There is only one other contention made by the defendant that merits discussion. That is that the court erred in failing to find that the plaintiff was guilty of laches. A conclusion that a plaintiff has been guilty of laches is one of fact for the trier and not one that can be made by this court, unless the subordinate facts found make such a conclusion inevitable as a matter of law. Miller v. McNamara, 135 Conn. 489, 497, 66 A.2d 359; Goldberg v. Krayeske, 102 Conn. 137, 141, 128 A. 27; Robert v. Finberg, 85 Conn. 557, 563, 84 A. 366; Fox v. Tabel, 66 Conn. 397, 400, 34 A. 101. Laches consists of two *685 elements. First, there must have been a delay that was inexcusable, and, second, that delay must have prejudiced the defendant. Kievman v. Grevers, 122 Conn. 406, 411, 189 A. 609; Mills v. Mills, 119 Conn. 612, 621, 179 A. 5; Allis v. Hall, 76 Conn. 322, 334, 56 A. 637; Waterman v. A. & W. Sprague Mfg.
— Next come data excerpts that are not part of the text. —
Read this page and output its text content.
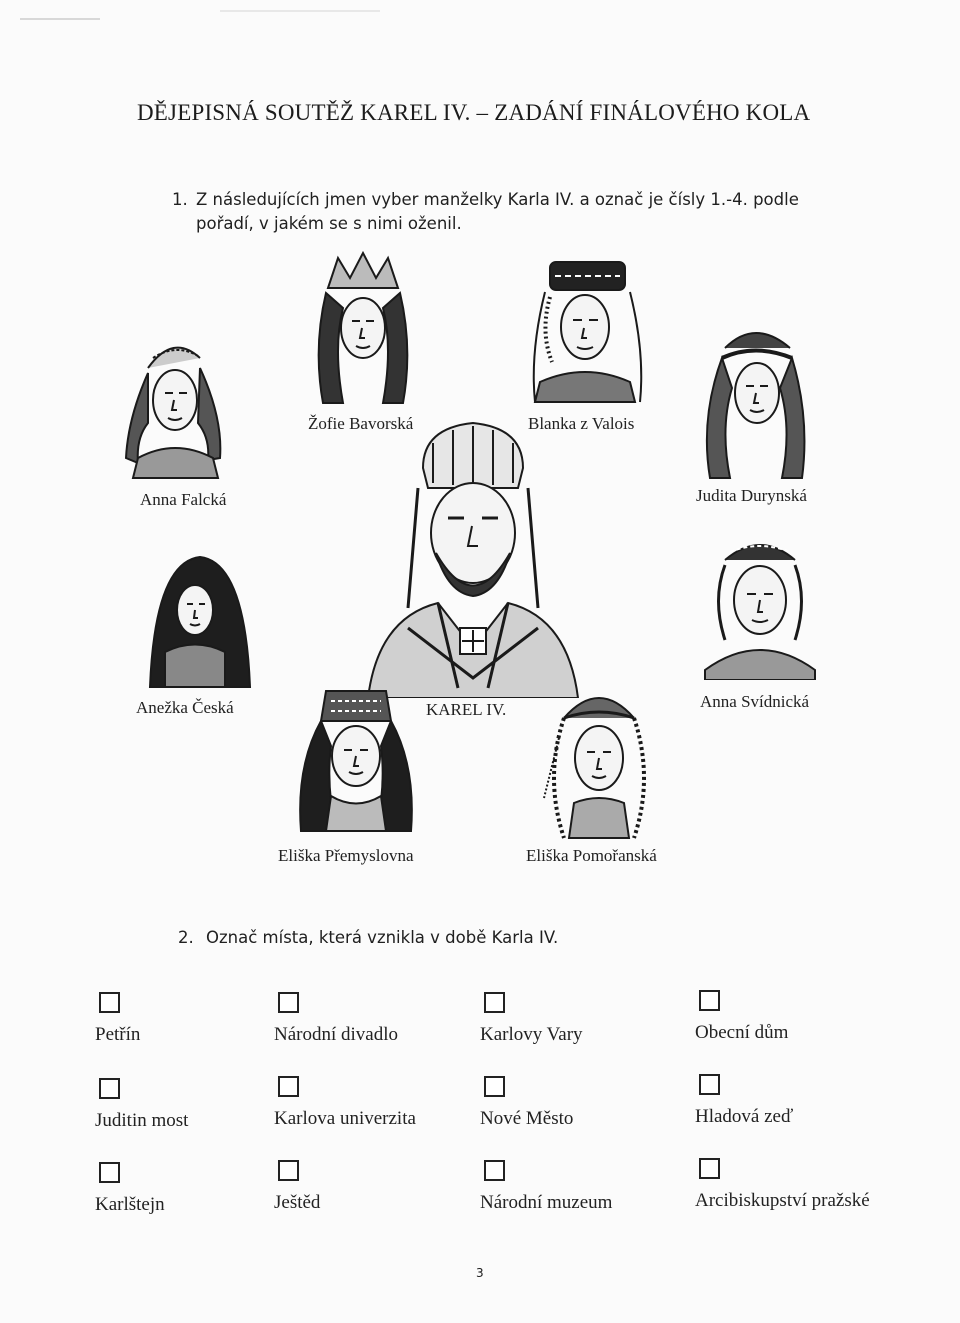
DĚJEPISNÁ SOUTĚŽ KAREL IV. – ZADÁNÍ FINÁLOVÉHO KOLA
1. Z následujících jmen vyber manželky Karla IV. a označ je čísly 1.-4. podle pořadí, v jakém se s nimi oženil.
Anna Falcká
Žofie Bavorská	Blanka z Valois
Judita Durynská
KAREL IV.
Anežka Česká	Anna Svídnická
Eliška Přemyslovna	Eliška Pomořanská
2. Označ místa, která vznikla v době Karla IV.
Petřín	Národní divadlo	Karlovy Vary	Obecní dům
Juditin most	Karlova univerzita	Nové Město	Hladová zeď
Karlštejn	Ještěd	Národní muzeum	Arcibiskupství pražské
3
Co., 55 Conn. 554, 574, 12 A. 240. We need not discuss whether the lapse of twenty-five years before the institution of the plaintiff's suit could be called inexcusable, since there is nothing in the finding to indicate that the delay prejudiced the defendant. We cannot say as a matter of law that the court was compelled on the facts to conclude that the plaintiff had lost her rights against the defendant by laches. It did not draw such a conclusion, and by that we are bound.

There is no error.

In this opinion the other judges concurred.